An accumulation-type fuel injection system of claim 1 or 2, wherein the temperature detecting means is for indirectly detecting a temperature of a driving circuit (79) of the control unit for the injector from at least one of a coolant temperature and an intake temperature of the diesel engine.
An accumulation-type fuel injection system of any one of claims 1 to 3, wherein the pressure reduction effecting means is for determining a valve-open driving period (Tq) of the control valve for the ineffective driving in response to the fuel pressure in the accumulation chamber.
An accumulation-type fuel injection system of any one of claims 1 to 4, wherein the diesel engine has the cylinder in a plurality of numbers and the injector in a plurality of numbers in correspondence with the numbers of the cylinder, and the control valve of each cylinder is driven to open sequentially or simultaneously with at least one other.

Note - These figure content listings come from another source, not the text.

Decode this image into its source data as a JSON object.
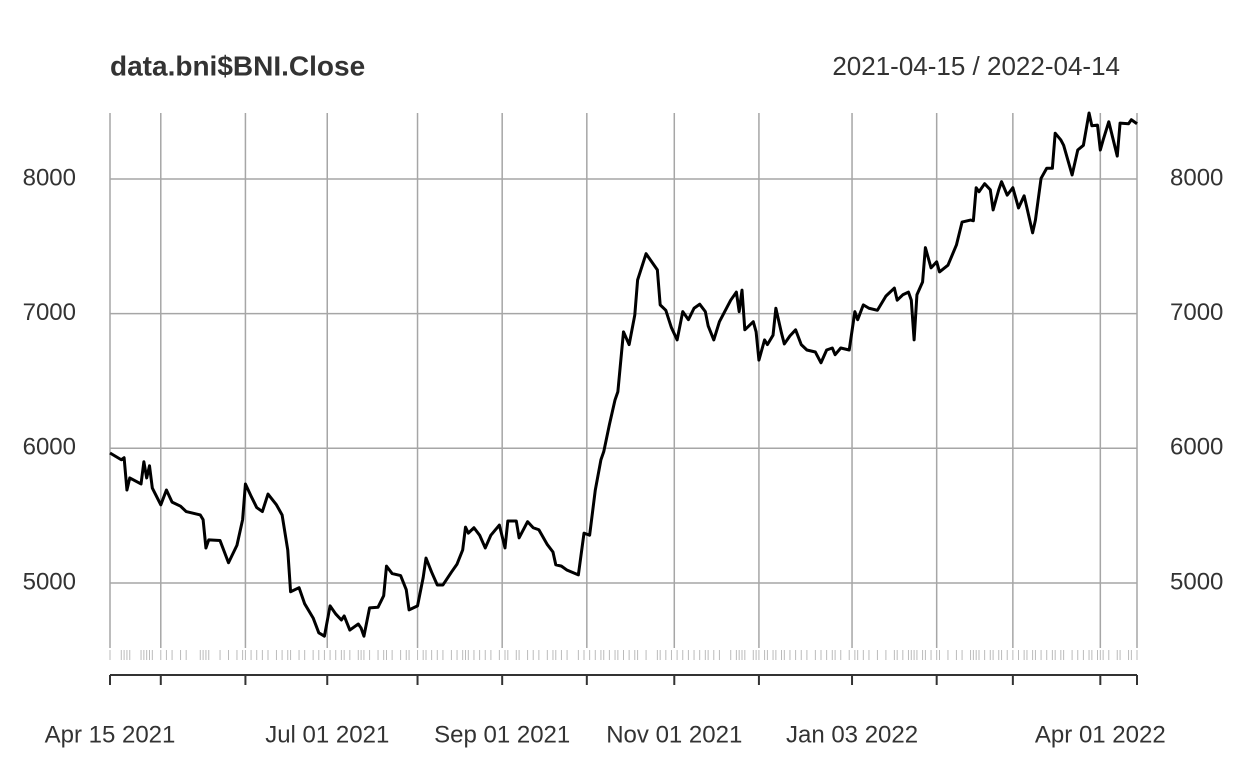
{
  "chart_data": {
    "type": "line",
    "title": "data.bni$BNI.Close",
    "subtitle": "2021-04-15 / 2022-04-14",
    "x": [
      "2021-04-15",
      "2021-04-19",
      "2021-04-20",
      "2021-04-21",
      "2021-04-22",
      "2021-04-26",
      "2021-04-27",
      "2021-04-28",
      "2021-04-29",
      "2021-04-30",
      "2021-05-03",
      "2021-05-05",
      "2021-05-07",
      "2021-05-10",
      "2021-05-12",
      "2021-05-17",
      "2021-05-18",
      "2021-05-19",
      "2021-05-20",
      "2021-05-24",
      "2021-05-27",
      "2021-05-30",
      "2021-06-01",
      "2021-06-02",
      "2021-06-04",
      "2021-06-06",
      "2021-06-08",
      "2021-06-10",
      "2021-06-13",
      "2021-06-15",
      "2021-06-17",
      "2021-06-18",
      "2021-06-21",
      "2021-06-23",
      "2021-06-26",
      "2021-06-28",
      "2021-06-30",
      "2021-07-02",
      "2021-07-04",
      "2021-07-06",
      "2021-07-07",
      "2021-07-09",
      "2021-07-12",
      "2021-07-13",
      "2021-07-14",
      "2021-07-16",
      "2021-07-19",
      "2021-07-21",
      "2021-07-22",
      "2021-07-24",
      "2021-07-27",
      "2021-07-29",
      "2021-07-30",
      "2021-08-02",
      "2021-08-04",
      "2021-08-05",
      "2021-08-07",
      "2021-08-09",
      "2021-08-11",
      "2021-08-14",
      "2021-08-16",
      "2021-08-18",
      "2021-08-19",
      "2021-08-20",
      "2021-08-22",
      "2021-08-24",
      "2021-08-26",
      "2021-08-28",
      "2021-08-31",
      "2021-09-02",
      "2021-09-03",
      "2021-09-06",
      "2021-09-07",
      "2021-09-10",
      "2021-09-12",
      "2021-09-14",
      "2021-09-17",
      "2021-09-19",
      "2021-09-20",
      "2021-09-22",
      "2021-09-24",
      "2021-09-28",
      "2021-09-30",
      "2021-10-02",
      "2021-10-04",
      "2021-10-06",
      "2021-10-07",
      "2021-10-09",
      "2021-10-11",
      "2021-10-12",
      "2021-10-14",
      "2021-10-16",
      "2021-10-18",
      "2021-10-19",
      "2021-10-22",
      "2021-10-26",
      "2021-10-27",
      "2021-10-29",
      "2021-10-31",
      "2021-11-02",
      "2021-11-04",
      "2021-11-06",
      "2021-11-08",
      "2021-11-10",
      "2021-11-12",
      "2021-11-13",
      "2021-11-15",
      "2021-11-17",
      "2021-11-21",
      "2021-11-23",
      "2021-11-24",
      "2021-11-25",
      "2021-11-26",
      "2021-11-29",
      "2021-11-30",
      "2021-12-01",
      "2021-12-03",
      "2021-12-04",
      "2021-12-06",
      "2021-12-07",
      "2021-12-09",
      "2021-12-10",
      "2021-12-12",
      "2021-12-14",
      "2021-12-16",
      "2021-12-18",
      "2021-12-21",
      "2021-12-23",
      "2021-12-25",
      "2021-12-27",
      "2021-12-28",
      "2021-12-30",
      "2022-01-02",
      "2022-01-04",
      "2022-01-05",
      "2022-01-07",
      "2022-01-09",
      "2022-01-12",
      "2022-01-15",
      "2022-01-18",
      "2022-01-19",
      "2022-01-21",
      "2022-01-23",
      "2022-01-24",
      "2022-01-25",
      "2022-01-26",
      "2022-01-28",
      "2022-01-29",
      "2022-01-31",
      "2022-02-02",
      "2022-02-03",
      "2022-02-06",
      "2022-02-09",
      "2022-02-11",
      "2022-02-14",
      "2022-02-15",
      "2022-02-16",
      "2022-02-17",
      "2022-02-19",
      "2022-02-21",
      "2022-02-22",
      "2022-02-24",
      "2022-02-25",
      "2022-02-27",
      "2022-03-01",
      "2022-03-03",
      "2022-03-05",
      "2022-03-06",
      "2022-03-08",
      "2022-03-09",
      "2022-03-11",
      "2022-03-13",
      "2022-03-15",
      "2022-03-16",
      "2022-03-18",
      "2022-03-19",
      "2022-03-22",
      "2022-03-24",
      "2022-03-26",
      "2022-03-28",
      "2022-03-29",
      "2022-03-31",
      "2022-04-01",
      "2022-04-02",
      "2022-04-04",
      "2022-04-07",
      "2022-04-08",
      "2022-04-11",
      "2022-04-12",
      "2022-04-14"
    ],
    "values": [
      5965,
      5915,
      5930,
      5690,
      5780,
      5735,
      5900,
      5780,
      5870,
      5705,
      5580,
      5690,
      5600,
      5570,
      5530,
      5505,
      5470,
      5260,
      5320,
      5315,
      5150,
      5280,
      5470,
      5735,
      5645,
      5560,
      5530,
      5660,
      5580,
      5505,
      5245,
      4935,
      4965,
      4845,
      4740,
      4630,
      4605,
      4830,
      4770,
      4725,
      4755,
      4650,
      4695,
      4665,
      4605,
      4815,
      4820,
      4905,
      5125,
      5070,
      5055,
      4950,
      4800,
      4830,
      5040,
      5185,
      5080,
      4985,
      4985,
      5080,
      5140,
      5245,
      5415,
      5370,
      5410,
      5355,
      5260,
      5355,
      5430,
      5260,
      5460,
      5460,
      5335,
      5455,
      5410,
      5395,
      5285,
      5230,
      5135,
      5125,
      5095,
      5060,
      5370,
      5355,
      5690,
      5915,
      5975,
      6175,
      6360,
      6420,
      6865,
      6770,
      6990,
      7250,
      7445,
      7325,
      7065,
      7025,
      6895,
      6805,
      7015,
      6955,
      7040,
      7070,
      7015,
      6910,
      6805,
      6940,
      7100,
      7160,
      7015,
      7175,
      6880,
      6940,
      6865,
      6655,
      6805,
      6770,
      6840,
      7040,
      6855,
      6775,
      6835,
      6880,
      6770,
      6730,
      6715,
      6635,
      6730,
      6745,
      6695,
      6745,
      6730,
      7015,
      6955,
      7065,
      7040,
      7025,
      7130,
      7190,
      7100,
      7140,
      7160,
      7100,
      6805,
      7140,
      7235,
      7490,
      7340,
      7385,
      7310,
      7360,
      7510,
      7680,
      7695,
      7690,
      7935,
      7905,
      7965,
      7920,
      7770,
      7920,
      7980,
      7880,
      7935,
      7785,
      7875,
      7785,
      7600,
      7695,
      8005,
      8080,
      8080,
      8340,
      8290,
      8250,
      8030,
      8215,
      8250,
      8490,
      8395,
      8400,
      8215,
      8290,
      8425,
      8170,
      8415,
      8410,
      8440,
      8410
    ],
    "color": "#000000",
    "xlim": [
      "2021-04-15",
      "2022-04-14"
    ],
    "xticks": [
      {
        "value": "2021-04-15",
        "label": "Apr 15 2021"
      },
      {
        "value": "2021-07-01",
        "label": "Jul 01 2021"
      },
      {
        "value": "2021-09-01",
        "label": "Sep 01 2021"
      },
      {
        "value": "2021-11-01",
        "label": "Nov 01 2021"
      },
      {
        "value": "2022-01-03",
        "label": "Jan 03 2022"
      },
      {
        "value": "2022-04-01",
        "label": "Apr 01 2022"
      }
    ],
    "x_unlabeled_ticks": [
      "2021-05-03",
      "2021-06-02",
      "2021-08-02",
      "2021-10-01",
      "2021-12-01",
      "2022-02-02",
      "2022-03-01",
      "2022-04-14"
    ],
    "ylim": [
      4517,
      8490
    ],
    "yticks": [
      5000,
      6000,
      7000,
      8000
    ],
    "y_axis_both_sides": true,
    "grid": true
  }
}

An accumulation-type fuel injection system of any one of claims 1 to 5, wherein the control valve is an electromagnetic type, the injector includes an injection unit having a valve body (37) which opens in response to pressure of the fuel supplied from the accumulation chamber through a first fluid passage (45) and injects the fuel into a cylinder of the diesel engine, and a driving unit which closes the valve body in response to a pressure of the fuel supplied from the accumulation chamber through a second fluid passage (41).

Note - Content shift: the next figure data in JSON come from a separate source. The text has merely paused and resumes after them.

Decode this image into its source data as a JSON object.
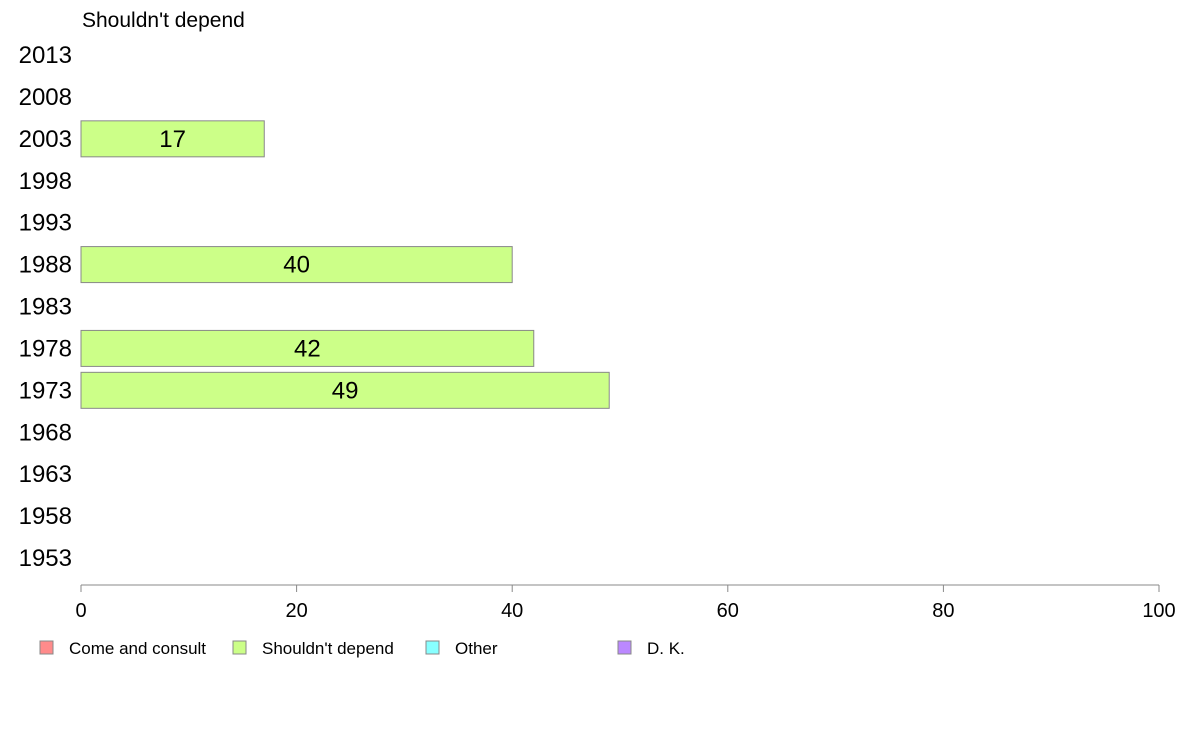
{
  "chart_data": {
    "type": "bar",
    "orientation": "horizontal",
    "title": "Shouldn't depend",
    "categories": [
      "1953",
      "1958",
      "1963",
      "1968",
      "1973",
      "1978",
      "1983",
      "1988",
      "1993",
      "1998",
      "2003",
      "2008",
      "2013"
    ],
    "series": [
      {
        "name": "Shouldn't depend",
        "color": "#ccff88",
        "values": [
          null,
          null,
          null,
          null,
          49,
          42,
          null,
          40,
          null,
          null,
          17,
          null,
          null
        ]
      }
    ],
    "value_labels": [
      null,
      null,
      null,
      null,
      "49",
      "42",
      null,
      "40",
      null,
      null,
      "17",
      null,
      null
    ],
    "xlim": [
      0,
      100
    ],
    "xticks": [
      0,
      20,
      40,
      60,
      80,
      100
    ],
    "xtick_labels": [
      "0",
      "20",
      "40",
      "60",
      "80",
      "100"
    ],
    "grid": false,
    "legend": {
      "position": "bottom",
      "items": [
        {
          "label": "Come and consult",
          "color": "#ff8b8b"
        },
        {
          "label": "Shouldn't depend",
          "color": "#ccff88"
        },
        {
          "label": "Other",
          "color": "#88ffff"
        },
        {
          "label": "D. K.",
          "color": "#bb88ff"
        }
      ]
    }
  }
}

In an accumulation-type fuel injection system which comprises an accumulation chamber (3) for accumulating a high pressure fuel fed from a fuel supply pump (5, 11), an injector (1) for injecting the high pressure fuel in the accumulation chamber into a cylinder of a diesel engine, a control unit (7) for controlling a driving of the fuel supply pump and the injector in response to operating conditions of the diesel engine to thereby supply the fuel into the diesel engine, and temperature detecting means (71) for directly or indirectly detecting a temperature of the control unit,

an accumulation chamber pressure control method for controlling a pressure (PC) in the accumulation chamber by effecting an ineffective driving by which the control valve is driven to open for a short period (Tq) shorter than a delay period (tm) in which the valve body opens to thereby spill a high pressure fuel in the accumulation chamber to the low pressure side when a pressure reducing condition for reducing a fuel pressure in the accumulation chamber is satisfied, the method comprising the steps of:

detecting directly or indirectly the temperature of the control unit; and

determining a cycle period of the ineffective driving by the pressure reducing means in response to the detected temperature so that a thermal load applied to the control unit does not exceed a limit.

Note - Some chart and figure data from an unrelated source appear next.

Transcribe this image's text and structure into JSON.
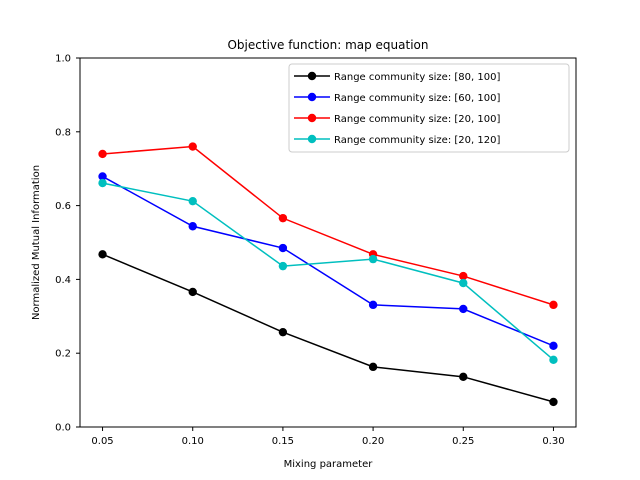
{
  "chart_data": {
    "type": "line",
    "title": "Objective function: map equation",
    "xlabel": "Mixing parameter",
    "ylabel": "Normalized Mutual Information",
    "x": [
      0.05,
      0.1,
      0.15,
      0.2,
      0.25,
      0.3
    ],
    "xticks": [
      "0.05",
      "0.10",
      "0.15",
      "0.20",
      "0.25",
      "0.30"
    ],
    "xlim": [
      0.0375,
      0.3125
    ],
    "ylim": [
      0.0,
      1.0
    ],
    "yticks": [
      "0.0",
      "0.2",
      "0.4",
      "0.6",
      "0.8",
      "1.0"
    ],
    "grid": false,
    "legend_position": "top-right",
    "series": [
      {
        "name": "Range community size: [80, 100]",
        "color": "#000000",
        "values": [
          0.468,
          0.366,
          0.257,
          0.163,
          0.136,
          0.068
        ]
      },
      {
        "name": "Range community size: [60, 100]",
        "color": "#0000ff",
        "values": [
          0.679,
          0.544,
          0.485,
          0.331,
          0.32,
          0.22
        ]
      },
      {
        "name": "Range community size: [20, 100]",
        "color": "#ff0000",
        "values": [
          0.74,
          0.76,
          0.566,
          0.468,
          0.409,
          0.331
        ]
      },
      {
        "name": "Range community size: [20, 120]",
        "color": "#00bfbf",
        "values": [
          0.661,
          0.612,
          0.436,
          0.455,
          0.39,
          0.182
        ]
      }
    ]
  }
}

An accumulation chamber pressure control method of claim 7, further comprising the step of:

stopping, when the fuel pressure in the accumulation chamber is reduced and the ineffective driving of the control valve is stopped, the fuel injection of the injector which is to occur immediately thereafter.
An accumulation chamber pressure control method of claim 7 or 8, wherein the temperature of the control unit is indirectly detected from at least one of a coolant temperature and an intake temperature of the diesel engine.
An accumulation chamber pressure control method of any one of claims 7 to 9, wherein the injector is provided in a plurality of numbers in correspondence with the numbers of the cylinder of the diesel engine, and the control valve of each cylinder is driven to open sequentially or simultaneously with at least one other.